In order to be able to change the ownership you instruct docker to use the root user. Normally docker image uses root by default, however jekyll/minimal
uses jekyll user instead.
After jekyll builds the site, you change the ownership of the site back to jenkins:www-data.
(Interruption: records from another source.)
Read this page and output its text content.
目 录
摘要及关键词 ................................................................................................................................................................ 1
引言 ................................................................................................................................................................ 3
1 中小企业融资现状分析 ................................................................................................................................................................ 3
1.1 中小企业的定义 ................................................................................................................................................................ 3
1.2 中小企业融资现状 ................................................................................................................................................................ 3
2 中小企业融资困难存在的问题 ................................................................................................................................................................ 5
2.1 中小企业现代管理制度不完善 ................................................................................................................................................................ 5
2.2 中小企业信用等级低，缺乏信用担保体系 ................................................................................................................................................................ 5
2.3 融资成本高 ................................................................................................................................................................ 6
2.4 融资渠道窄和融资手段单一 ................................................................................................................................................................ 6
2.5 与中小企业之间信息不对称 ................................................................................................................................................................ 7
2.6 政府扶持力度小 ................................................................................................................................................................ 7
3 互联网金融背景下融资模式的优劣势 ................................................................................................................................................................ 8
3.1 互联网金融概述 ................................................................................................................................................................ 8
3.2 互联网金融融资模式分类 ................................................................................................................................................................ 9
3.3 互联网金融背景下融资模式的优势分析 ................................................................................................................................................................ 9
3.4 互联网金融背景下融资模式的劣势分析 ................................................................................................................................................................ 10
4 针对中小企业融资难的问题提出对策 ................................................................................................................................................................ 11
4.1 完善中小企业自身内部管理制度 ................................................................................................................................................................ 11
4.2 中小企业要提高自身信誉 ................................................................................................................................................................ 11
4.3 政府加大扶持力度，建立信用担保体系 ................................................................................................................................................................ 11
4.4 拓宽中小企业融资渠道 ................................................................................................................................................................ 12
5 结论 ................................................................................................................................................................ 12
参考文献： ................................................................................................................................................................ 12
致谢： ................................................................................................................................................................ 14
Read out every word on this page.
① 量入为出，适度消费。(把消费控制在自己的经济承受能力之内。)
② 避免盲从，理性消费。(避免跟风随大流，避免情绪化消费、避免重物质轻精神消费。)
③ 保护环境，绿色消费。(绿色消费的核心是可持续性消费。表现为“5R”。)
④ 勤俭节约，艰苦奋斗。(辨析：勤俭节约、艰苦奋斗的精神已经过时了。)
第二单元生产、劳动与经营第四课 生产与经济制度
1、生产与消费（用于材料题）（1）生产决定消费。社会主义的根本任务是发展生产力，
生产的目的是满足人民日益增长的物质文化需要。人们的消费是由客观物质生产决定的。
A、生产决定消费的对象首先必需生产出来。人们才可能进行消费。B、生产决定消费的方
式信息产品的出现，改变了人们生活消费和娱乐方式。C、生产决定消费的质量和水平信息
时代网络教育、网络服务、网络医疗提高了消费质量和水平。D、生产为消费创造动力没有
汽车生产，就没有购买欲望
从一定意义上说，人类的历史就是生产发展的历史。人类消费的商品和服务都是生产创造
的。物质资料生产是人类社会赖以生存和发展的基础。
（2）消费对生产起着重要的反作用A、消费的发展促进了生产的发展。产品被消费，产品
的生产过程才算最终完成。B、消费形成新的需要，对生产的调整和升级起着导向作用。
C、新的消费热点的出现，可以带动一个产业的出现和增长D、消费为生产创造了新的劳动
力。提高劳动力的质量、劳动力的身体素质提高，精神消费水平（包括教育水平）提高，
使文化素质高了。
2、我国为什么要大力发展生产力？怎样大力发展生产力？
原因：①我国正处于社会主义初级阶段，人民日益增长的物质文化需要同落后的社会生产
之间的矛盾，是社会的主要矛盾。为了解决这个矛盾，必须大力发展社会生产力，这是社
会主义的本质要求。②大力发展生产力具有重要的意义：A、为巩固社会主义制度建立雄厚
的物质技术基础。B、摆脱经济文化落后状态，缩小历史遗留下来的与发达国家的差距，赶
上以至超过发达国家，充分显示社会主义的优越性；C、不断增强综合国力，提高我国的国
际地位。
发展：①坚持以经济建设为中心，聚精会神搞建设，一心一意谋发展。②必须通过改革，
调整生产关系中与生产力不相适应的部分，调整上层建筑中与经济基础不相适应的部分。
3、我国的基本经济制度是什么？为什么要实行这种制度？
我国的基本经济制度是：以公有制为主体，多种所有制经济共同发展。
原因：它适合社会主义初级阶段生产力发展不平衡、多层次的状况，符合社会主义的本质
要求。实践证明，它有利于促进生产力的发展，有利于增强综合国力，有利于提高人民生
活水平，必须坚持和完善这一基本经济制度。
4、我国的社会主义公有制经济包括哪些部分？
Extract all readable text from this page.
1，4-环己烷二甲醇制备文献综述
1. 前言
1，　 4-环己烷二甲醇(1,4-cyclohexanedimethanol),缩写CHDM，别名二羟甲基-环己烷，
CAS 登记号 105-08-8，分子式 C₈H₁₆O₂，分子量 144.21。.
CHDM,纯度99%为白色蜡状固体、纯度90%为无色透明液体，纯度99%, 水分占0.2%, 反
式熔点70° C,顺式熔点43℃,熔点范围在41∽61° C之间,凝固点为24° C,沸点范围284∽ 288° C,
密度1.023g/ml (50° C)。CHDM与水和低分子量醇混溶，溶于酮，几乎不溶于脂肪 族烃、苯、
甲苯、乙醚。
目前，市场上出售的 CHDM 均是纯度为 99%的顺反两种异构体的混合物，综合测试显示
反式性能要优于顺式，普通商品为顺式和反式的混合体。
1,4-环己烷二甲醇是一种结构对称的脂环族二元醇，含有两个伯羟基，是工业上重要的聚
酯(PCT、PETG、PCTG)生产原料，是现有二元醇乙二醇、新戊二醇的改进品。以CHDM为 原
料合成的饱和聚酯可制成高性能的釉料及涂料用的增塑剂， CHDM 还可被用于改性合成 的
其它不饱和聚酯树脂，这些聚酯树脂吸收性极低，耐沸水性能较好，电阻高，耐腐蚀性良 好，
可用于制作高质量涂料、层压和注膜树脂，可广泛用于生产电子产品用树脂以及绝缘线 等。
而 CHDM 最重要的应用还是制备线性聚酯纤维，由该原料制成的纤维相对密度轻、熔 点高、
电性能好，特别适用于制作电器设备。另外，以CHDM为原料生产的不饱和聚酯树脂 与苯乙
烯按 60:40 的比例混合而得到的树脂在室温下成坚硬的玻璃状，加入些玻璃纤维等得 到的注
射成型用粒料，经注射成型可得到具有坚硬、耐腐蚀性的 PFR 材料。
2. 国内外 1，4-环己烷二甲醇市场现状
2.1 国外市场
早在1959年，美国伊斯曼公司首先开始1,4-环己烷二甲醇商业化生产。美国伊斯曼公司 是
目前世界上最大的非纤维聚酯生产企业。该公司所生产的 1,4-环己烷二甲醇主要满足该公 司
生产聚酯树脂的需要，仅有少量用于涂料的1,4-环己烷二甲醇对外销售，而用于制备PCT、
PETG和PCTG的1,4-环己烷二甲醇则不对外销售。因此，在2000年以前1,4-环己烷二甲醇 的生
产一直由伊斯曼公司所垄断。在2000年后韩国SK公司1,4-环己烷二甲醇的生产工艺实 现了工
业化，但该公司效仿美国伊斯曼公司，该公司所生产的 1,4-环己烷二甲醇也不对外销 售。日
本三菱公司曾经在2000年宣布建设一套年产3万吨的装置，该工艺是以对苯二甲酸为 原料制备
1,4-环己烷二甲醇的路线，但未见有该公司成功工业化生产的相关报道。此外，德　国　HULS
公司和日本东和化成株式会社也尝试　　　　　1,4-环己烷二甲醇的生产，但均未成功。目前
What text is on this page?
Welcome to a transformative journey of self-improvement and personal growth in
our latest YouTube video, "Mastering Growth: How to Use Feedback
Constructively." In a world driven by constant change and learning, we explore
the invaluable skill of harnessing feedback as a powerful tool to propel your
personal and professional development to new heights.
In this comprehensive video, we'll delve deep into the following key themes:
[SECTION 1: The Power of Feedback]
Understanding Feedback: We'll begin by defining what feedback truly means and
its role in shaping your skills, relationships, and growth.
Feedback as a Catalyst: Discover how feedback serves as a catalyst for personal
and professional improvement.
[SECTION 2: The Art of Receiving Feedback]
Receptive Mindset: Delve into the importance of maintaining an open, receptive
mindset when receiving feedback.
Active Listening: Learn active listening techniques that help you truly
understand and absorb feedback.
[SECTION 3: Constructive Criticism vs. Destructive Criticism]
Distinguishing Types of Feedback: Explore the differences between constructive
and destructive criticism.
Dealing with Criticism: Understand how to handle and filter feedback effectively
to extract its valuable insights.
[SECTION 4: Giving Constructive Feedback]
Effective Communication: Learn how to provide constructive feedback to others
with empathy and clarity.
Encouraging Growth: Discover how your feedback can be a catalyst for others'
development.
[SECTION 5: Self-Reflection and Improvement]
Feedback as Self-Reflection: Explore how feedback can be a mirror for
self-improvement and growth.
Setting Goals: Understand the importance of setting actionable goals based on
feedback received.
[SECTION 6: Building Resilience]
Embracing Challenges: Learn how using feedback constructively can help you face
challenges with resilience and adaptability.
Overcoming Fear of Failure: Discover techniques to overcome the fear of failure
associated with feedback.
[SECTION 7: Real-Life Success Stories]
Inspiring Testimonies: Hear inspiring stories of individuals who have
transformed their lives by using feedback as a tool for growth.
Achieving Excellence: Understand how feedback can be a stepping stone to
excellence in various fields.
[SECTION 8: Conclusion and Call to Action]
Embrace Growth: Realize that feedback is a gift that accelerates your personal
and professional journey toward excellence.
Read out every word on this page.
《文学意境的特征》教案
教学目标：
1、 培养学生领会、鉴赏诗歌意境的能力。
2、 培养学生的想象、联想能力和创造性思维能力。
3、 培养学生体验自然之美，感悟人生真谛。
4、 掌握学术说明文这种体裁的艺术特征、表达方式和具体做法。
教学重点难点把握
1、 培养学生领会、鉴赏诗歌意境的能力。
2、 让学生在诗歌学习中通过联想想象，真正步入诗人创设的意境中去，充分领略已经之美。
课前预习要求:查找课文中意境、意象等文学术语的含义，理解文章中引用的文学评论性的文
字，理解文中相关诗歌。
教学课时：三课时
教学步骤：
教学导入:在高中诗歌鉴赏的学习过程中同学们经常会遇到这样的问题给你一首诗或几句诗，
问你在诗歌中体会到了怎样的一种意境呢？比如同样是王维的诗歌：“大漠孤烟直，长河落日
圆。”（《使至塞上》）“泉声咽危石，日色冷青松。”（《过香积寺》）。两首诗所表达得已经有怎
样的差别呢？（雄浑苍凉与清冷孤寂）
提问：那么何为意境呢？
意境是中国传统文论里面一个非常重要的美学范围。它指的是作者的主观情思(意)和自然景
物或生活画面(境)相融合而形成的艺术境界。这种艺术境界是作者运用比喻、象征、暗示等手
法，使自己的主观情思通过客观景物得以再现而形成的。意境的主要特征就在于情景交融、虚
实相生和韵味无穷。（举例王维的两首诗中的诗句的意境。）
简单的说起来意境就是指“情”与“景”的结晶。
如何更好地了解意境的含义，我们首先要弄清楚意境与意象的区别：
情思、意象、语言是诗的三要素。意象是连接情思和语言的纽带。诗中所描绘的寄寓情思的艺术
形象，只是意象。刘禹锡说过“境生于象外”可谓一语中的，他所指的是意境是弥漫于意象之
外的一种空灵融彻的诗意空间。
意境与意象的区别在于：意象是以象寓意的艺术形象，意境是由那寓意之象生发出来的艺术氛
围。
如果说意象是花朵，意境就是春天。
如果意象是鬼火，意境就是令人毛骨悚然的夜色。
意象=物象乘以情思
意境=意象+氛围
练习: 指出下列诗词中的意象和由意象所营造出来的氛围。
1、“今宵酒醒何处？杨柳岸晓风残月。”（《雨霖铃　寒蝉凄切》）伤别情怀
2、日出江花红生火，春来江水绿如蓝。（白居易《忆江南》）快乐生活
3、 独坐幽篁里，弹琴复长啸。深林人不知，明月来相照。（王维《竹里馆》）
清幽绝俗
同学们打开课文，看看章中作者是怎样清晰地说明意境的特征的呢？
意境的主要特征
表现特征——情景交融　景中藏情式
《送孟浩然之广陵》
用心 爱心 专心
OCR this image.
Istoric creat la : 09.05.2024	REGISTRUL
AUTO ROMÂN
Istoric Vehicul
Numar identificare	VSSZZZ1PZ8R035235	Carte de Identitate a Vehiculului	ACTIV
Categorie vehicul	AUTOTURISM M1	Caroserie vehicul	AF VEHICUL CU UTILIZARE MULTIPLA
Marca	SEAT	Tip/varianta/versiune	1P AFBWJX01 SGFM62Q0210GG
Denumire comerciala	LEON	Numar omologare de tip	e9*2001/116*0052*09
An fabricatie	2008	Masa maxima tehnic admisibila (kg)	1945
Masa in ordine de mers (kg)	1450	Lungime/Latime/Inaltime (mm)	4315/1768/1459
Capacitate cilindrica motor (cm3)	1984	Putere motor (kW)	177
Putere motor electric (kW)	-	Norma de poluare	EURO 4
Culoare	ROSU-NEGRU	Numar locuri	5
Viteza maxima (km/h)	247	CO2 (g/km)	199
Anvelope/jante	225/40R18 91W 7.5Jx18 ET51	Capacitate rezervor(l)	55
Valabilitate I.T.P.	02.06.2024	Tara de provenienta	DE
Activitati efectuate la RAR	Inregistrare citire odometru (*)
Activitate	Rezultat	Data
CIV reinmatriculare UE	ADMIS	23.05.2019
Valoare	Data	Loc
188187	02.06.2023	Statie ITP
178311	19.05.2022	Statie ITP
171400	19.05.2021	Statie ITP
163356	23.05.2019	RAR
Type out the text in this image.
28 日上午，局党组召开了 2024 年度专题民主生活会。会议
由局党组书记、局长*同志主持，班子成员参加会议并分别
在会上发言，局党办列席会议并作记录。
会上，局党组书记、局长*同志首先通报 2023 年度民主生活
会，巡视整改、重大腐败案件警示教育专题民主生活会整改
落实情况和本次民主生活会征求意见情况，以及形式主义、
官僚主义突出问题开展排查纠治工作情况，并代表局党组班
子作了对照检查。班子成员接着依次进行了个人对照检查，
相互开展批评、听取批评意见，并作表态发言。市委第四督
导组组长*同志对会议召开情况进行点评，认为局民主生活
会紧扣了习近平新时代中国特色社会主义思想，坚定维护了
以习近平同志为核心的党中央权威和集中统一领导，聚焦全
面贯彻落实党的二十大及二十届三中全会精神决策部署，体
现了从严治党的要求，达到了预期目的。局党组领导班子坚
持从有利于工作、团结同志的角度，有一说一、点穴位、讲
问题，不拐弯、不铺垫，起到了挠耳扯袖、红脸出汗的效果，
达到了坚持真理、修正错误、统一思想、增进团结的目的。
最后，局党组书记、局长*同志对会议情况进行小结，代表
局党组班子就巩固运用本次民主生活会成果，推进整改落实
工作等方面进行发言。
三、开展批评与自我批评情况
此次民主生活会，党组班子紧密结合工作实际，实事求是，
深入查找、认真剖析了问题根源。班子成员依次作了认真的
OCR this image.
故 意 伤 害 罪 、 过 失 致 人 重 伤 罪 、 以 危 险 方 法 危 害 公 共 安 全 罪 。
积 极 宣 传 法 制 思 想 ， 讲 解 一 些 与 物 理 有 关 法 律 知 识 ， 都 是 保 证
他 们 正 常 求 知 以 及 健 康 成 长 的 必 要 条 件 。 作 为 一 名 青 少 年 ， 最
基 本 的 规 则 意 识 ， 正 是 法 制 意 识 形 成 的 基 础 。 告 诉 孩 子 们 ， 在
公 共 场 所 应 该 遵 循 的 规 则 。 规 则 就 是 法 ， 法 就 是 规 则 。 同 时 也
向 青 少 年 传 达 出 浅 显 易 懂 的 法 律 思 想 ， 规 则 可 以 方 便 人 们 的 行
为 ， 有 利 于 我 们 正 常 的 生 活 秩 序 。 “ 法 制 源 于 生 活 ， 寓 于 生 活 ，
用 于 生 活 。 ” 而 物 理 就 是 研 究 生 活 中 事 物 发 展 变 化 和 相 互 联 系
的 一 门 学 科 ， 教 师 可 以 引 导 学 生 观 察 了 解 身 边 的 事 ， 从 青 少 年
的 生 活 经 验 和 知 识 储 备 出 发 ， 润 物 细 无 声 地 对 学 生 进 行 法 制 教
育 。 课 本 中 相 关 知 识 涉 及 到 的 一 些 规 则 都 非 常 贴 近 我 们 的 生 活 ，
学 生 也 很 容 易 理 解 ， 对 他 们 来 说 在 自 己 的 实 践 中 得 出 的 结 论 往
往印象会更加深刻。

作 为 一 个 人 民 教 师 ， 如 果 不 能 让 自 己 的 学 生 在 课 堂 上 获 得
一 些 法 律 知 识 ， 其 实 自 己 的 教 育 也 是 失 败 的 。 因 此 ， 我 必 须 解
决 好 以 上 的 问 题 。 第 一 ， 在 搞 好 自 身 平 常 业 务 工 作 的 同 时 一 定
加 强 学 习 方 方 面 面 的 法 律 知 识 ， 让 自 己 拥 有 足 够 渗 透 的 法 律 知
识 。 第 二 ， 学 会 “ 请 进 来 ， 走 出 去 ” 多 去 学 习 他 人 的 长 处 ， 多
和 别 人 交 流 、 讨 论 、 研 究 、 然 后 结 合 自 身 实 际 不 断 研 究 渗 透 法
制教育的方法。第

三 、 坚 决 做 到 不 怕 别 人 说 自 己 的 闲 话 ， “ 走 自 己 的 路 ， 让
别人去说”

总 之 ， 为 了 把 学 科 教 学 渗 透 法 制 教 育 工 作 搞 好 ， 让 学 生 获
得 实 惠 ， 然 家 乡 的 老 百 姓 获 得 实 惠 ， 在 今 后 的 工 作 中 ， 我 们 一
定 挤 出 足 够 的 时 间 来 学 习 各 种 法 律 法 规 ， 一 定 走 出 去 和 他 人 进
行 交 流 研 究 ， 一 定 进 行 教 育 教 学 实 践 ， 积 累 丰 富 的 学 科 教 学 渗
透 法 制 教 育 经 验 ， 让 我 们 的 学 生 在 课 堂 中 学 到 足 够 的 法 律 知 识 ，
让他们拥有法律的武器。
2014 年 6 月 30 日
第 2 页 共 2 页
With this work you manage to create the following Jenkinsfile.
Jenkinsfile
pipeline {
environment {
SITE_PATH = '/var/www/your-domain/_site'
JENKINS_UID = 113
WWW_DATA_GID = 33
JEKYLL_SID = 1000
JEKYLL_GID = 1000
}
agent any
stages {
stage('Build') {
agent {
docker {
image 'jekyll/minimal:3.8'
args '''
--volume="$PWD:/srv/jekyll"
-u root:root
'''
}
}
steps {
sh '''
rm -rf _site && mkdir _site
chown -R $JEKYLL_SID:$JEKYLL_GID _site
jekyll build
chown -R $JENKINS_UID:$WWW_DATA_GID _site
'''
}
}
stage('Deploy') {
agent any
steps {
sh '''
rm -rf ${SITE_PATH}
mv -T _site ${SITE_PATH}
'''
}
}
}
}
Summary
In this quest, you managed to setup a Jenkins Pipeline that:
- Starts with you pushing a git commit to GitHub
- GitHub doing a POST request to our Jenkins server
- Jenkins pulling the new code from the GitHub
- Jenkins triggering the Pipeline
- Pipeline building the project
- Pipeline deploying the project
By configuring the pipeline to be highly efficient, you managed to bring down the build & deploy process to 10 seconds.